Lisnamurragh, Ballynaglea, Co. Mayo
Co. Mayo |
Ringforts
In a pasture on a south-east-facing slope in County Mayo, a low ring of earth traces out a nearly circular enclosure in the grass.
It measures roughly fifty metres north to south and forty-four metres east to west, with the remains of an earthen bank still standing to about 0.7 metres in places, accompanied on its outer edge by a fosse, a shallow external ditch, dropping some 0.4 metres below the surrounding ground level. The bank and fosse survive along the south-east to north-north-west arc, but have been levelled on the north-east to south-east side, leaving only a partial outline where a complete boundary once stood.

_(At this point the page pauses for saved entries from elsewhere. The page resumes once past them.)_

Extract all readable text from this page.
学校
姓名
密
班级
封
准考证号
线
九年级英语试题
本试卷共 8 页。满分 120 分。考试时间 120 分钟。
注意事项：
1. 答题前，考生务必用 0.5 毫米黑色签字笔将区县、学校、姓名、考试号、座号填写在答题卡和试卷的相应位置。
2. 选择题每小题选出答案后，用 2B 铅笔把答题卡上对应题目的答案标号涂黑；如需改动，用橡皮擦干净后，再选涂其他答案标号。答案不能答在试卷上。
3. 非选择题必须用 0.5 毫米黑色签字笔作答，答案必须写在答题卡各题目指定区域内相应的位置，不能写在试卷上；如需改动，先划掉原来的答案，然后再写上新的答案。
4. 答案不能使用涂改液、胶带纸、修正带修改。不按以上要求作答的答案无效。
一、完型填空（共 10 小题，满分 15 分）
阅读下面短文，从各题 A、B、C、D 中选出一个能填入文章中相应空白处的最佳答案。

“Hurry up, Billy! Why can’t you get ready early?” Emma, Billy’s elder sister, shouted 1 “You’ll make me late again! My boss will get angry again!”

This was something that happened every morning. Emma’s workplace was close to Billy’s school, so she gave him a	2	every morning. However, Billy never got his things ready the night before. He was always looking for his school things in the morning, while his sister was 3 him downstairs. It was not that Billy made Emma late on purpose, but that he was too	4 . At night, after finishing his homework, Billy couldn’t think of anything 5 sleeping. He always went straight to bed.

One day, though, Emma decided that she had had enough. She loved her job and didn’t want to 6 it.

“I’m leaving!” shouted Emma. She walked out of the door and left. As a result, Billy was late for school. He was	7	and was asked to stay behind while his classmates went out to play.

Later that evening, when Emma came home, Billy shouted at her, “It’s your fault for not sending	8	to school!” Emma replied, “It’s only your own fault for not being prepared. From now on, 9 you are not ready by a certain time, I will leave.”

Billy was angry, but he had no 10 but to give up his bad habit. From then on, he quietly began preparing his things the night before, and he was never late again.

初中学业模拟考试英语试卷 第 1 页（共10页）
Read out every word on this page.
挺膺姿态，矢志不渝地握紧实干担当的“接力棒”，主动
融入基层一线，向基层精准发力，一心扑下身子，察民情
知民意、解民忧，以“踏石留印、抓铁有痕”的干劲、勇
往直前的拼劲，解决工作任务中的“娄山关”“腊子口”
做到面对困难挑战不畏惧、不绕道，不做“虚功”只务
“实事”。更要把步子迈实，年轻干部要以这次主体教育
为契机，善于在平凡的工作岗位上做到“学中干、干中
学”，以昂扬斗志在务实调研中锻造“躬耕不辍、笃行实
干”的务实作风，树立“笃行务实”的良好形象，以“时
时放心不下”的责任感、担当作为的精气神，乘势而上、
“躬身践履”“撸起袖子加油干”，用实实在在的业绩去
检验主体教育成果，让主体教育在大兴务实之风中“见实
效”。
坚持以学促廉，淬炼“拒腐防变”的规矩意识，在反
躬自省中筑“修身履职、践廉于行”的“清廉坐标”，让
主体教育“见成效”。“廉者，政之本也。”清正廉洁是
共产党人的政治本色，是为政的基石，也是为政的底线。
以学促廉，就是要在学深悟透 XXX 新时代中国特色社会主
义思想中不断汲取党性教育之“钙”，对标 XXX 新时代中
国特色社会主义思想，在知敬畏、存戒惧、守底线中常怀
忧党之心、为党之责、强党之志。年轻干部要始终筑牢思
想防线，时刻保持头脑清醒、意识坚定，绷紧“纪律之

Enclosures of this kind, broadly described as ringforts, were the standard form of rural settlement in early medieval Ireland, used as farmsteads and defended homesteads by families of varying social rank. They are typically dated to the period between roughly 500 and 1200 AD, though individual examples can be difficult to date without excavation. The earthen variety, known as a rath, relies on a raised bank rather than stone walling to define the enclosed space, and the accompanying fosse provided both the material for that bank and an additional obstacle. The site at Lisnamurragh is recorded in D. Lavelle's 1994 archaeological survey of the Ballinrobe district, which catalogued monuments around the shores of Lough Mask and Lough Carra. What survives today is a partial impression in the landscape, the levelled north-eastern section a reminder of how readily agricultural land use can reduce these earthworks over centuries.